The USFS has delegated authority to firefighters to bulldoze ridgetops in the Trinity Alps Wilderness on the Red Salmon Wildfire Complex. It does not stop there. To align with the “big box” approach there are also miles of dozer lines proposed outside of the wilderness on the Six Rivers and Klamath National Forests. Please act now to urge the agencies to use Minimum Impact Suppression Tactics, while there is still time.

The Red Salmon Complex in the Trinity Alps Wilderness started by lightning on July 26. The complex includes the 751 acre Salmon Fire, which is holding along lines in the Eightmile Creek drainage and Backbone Ridge and the 3,866 acre Red Fire, within the Red Cap Creek drainage.
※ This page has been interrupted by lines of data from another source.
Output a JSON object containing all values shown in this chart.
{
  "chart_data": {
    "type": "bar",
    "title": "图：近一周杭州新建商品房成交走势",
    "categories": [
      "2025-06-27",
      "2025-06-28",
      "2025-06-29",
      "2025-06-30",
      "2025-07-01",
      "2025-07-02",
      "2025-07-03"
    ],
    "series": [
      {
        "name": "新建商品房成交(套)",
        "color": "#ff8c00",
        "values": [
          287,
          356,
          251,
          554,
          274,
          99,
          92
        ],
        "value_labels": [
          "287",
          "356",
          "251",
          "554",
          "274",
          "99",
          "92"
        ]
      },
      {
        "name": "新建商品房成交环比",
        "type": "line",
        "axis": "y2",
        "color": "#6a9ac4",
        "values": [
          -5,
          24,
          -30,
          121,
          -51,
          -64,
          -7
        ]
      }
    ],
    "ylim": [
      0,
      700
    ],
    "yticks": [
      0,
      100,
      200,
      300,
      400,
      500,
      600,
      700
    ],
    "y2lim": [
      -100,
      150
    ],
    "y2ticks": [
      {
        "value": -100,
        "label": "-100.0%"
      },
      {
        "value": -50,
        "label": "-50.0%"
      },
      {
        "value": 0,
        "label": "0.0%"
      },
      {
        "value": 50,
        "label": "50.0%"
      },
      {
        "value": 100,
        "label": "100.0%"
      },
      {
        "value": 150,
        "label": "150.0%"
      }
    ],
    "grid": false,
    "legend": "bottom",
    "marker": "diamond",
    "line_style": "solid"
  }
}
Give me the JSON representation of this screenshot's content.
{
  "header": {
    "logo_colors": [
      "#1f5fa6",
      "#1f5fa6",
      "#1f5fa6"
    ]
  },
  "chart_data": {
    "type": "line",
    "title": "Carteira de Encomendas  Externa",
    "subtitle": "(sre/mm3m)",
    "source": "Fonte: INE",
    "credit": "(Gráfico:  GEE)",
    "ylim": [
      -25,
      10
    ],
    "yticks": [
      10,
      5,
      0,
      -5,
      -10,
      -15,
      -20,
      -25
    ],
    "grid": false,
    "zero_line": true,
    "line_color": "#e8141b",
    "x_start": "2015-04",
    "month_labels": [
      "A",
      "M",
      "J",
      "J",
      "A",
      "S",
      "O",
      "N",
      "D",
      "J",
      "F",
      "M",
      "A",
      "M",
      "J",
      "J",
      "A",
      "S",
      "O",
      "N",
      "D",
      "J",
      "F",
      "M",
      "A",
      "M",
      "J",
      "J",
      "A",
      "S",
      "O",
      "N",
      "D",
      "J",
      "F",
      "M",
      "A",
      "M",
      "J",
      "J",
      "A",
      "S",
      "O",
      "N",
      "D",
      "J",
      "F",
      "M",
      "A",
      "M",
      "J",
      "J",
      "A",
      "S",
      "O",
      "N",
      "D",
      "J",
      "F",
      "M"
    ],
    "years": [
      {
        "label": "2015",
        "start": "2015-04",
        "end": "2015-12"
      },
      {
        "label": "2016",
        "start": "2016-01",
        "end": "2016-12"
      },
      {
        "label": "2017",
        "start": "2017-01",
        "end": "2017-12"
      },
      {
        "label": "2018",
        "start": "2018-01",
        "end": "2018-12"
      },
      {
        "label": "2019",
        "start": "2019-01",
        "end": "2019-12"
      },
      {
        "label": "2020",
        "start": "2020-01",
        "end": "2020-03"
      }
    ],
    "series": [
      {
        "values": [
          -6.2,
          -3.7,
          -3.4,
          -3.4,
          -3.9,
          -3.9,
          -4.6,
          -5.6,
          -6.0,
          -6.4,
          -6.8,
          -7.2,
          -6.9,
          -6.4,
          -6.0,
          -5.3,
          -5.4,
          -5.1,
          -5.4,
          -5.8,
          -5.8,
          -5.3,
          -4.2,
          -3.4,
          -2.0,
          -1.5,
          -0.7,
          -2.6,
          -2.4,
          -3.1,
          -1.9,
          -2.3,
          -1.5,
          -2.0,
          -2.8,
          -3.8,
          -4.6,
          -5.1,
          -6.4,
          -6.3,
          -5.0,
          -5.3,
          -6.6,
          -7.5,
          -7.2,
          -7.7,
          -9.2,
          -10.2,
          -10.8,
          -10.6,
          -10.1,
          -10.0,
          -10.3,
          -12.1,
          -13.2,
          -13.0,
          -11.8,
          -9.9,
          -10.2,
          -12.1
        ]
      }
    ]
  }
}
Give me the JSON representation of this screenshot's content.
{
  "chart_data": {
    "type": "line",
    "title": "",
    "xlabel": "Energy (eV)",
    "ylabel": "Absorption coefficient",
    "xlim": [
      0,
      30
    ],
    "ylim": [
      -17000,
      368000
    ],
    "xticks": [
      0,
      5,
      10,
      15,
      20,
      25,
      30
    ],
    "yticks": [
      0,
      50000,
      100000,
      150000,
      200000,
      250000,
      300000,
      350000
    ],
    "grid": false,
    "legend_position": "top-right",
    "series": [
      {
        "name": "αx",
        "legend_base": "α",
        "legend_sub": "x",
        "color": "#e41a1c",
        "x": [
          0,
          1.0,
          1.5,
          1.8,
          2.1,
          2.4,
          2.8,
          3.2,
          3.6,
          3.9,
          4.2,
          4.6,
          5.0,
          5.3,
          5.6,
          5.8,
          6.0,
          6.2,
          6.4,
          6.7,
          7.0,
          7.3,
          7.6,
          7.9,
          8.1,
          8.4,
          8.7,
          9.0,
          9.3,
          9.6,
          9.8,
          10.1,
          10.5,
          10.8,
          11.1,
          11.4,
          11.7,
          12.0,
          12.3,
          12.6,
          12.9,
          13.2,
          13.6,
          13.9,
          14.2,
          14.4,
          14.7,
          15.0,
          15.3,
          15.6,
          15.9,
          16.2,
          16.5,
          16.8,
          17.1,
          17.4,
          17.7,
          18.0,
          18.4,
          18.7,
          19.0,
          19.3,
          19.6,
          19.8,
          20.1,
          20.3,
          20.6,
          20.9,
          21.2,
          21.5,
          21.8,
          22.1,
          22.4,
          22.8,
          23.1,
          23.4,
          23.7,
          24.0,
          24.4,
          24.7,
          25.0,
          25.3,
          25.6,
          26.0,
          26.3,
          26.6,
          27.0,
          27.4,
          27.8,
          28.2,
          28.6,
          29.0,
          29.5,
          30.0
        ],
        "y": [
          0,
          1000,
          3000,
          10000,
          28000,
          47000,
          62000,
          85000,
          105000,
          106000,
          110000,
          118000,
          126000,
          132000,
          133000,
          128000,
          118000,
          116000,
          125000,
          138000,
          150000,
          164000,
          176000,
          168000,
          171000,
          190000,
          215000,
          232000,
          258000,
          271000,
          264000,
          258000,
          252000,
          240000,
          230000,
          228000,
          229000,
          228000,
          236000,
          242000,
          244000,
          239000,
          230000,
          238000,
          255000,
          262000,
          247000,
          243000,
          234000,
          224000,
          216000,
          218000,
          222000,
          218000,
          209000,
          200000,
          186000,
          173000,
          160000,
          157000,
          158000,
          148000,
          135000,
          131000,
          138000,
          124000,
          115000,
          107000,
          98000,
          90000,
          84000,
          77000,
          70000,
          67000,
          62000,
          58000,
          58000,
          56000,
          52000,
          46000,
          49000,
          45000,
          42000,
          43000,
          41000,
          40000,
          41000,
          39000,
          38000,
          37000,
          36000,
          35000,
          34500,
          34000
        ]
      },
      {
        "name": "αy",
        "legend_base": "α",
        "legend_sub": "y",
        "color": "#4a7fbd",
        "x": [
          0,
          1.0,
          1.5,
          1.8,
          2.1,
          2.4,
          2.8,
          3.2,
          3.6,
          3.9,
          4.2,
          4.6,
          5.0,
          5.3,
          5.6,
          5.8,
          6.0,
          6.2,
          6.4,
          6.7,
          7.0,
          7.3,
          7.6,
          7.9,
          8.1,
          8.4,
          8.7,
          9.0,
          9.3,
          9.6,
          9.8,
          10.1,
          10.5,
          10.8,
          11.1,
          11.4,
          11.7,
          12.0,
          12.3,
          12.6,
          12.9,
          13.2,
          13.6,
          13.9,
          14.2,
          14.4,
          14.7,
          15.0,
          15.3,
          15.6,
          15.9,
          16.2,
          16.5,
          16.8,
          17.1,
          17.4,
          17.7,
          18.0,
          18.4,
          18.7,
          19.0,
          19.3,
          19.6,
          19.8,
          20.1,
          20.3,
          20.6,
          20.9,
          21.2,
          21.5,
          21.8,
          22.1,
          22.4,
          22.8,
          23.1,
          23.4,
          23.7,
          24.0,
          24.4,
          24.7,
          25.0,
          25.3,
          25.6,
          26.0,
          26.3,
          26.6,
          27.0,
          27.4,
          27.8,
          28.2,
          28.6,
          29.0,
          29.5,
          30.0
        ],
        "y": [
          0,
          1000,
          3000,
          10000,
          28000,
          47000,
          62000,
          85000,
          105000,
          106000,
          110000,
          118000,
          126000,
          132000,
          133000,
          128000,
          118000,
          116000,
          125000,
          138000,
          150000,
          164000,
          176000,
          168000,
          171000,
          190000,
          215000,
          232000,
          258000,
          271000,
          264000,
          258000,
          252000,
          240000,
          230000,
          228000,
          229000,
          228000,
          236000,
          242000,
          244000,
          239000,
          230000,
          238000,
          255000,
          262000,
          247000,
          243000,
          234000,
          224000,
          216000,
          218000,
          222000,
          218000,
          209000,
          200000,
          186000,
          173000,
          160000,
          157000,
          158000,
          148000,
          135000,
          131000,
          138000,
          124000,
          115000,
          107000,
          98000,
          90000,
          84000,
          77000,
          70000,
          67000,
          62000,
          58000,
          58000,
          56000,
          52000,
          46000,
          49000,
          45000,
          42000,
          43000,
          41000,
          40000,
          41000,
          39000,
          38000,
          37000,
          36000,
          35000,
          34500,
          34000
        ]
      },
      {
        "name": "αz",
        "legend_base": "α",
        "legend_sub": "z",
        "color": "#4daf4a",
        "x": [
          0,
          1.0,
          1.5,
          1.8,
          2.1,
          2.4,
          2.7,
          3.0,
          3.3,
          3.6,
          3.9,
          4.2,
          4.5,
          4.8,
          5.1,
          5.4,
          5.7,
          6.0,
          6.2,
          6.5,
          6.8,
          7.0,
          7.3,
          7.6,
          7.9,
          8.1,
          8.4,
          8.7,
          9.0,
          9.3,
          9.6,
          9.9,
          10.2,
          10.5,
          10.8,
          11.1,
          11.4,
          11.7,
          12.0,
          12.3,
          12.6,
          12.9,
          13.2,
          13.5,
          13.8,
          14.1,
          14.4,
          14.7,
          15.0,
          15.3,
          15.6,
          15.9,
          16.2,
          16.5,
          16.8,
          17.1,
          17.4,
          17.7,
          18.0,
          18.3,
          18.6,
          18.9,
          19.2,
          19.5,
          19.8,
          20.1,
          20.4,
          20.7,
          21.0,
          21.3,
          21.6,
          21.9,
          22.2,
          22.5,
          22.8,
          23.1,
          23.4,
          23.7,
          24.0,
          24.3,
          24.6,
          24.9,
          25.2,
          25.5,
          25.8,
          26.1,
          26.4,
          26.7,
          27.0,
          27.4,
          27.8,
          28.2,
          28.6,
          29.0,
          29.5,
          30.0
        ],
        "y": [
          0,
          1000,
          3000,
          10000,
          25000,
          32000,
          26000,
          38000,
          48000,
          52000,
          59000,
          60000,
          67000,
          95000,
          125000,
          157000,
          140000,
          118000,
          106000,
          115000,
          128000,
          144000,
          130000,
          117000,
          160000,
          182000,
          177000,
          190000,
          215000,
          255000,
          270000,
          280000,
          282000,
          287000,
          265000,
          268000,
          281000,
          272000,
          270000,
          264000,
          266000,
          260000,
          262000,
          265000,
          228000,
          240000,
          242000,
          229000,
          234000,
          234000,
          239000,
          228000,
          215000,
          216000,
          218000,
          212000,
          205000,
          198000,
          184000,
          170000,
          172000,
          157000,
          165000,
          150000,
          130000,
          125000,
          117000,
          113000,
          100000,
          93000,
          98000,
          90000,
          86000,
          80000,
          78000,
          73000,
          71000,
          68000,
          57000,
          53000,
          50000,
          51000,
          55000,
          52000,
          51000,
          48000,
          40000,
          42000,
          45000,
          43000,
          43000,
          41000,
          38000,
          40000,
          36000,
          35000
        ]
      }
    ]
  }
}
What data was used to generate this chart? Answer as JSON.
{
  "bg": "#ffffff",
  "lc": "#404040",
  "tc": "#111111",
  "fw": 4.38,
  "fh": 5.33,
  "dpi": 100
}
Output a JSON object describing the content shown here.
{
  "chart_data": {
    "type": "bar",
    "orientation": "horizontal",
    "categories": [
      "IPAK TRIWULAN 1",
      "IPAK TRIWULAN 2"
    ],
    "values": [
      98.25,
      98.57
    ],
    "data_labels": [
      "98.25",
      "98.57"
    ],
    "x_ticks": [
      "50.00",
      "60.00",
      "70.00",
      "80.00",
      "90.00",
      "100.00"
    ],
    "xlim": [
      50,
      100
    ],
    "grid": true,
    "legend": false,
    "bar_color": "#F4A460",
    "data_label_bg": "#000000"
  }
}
Hand lines and dozer lines have been constructed and firefighters are using trails and adjacent roads as well to ignite strategic burns, some of which is being done by drones.

The concept of Minimum Impact Suppression Tactics (MIST) is to use the minimum amount of force necessary to effectively achieve the fire management protection objectives consistent with land and resource management objectives. It implies a greater sensitivity to the impacts of suppression tactics and their long-term effects when determining how to implement an appropriate suppression response. The key challenge is to be able to select the tactics that are appropriate given the fire’s probable or potential behavior. There are multiple options available.

The USFS could be maintaining shaded fuel breaks in strategic places, rather than using heavy equipment in a rush in these highly sensitive areas. Proactive fire strategies would help allow some fires to burn, which provides essential ecosystem benefits. The planned dozer lines would eliminate years of recovery from past scars and would harm wilderness values, habitat connectivity and sensitive prairies, meadows and trail systems. Please urge land managers to protect wilderness values, commit to MIST guidelines and use less destructive methods.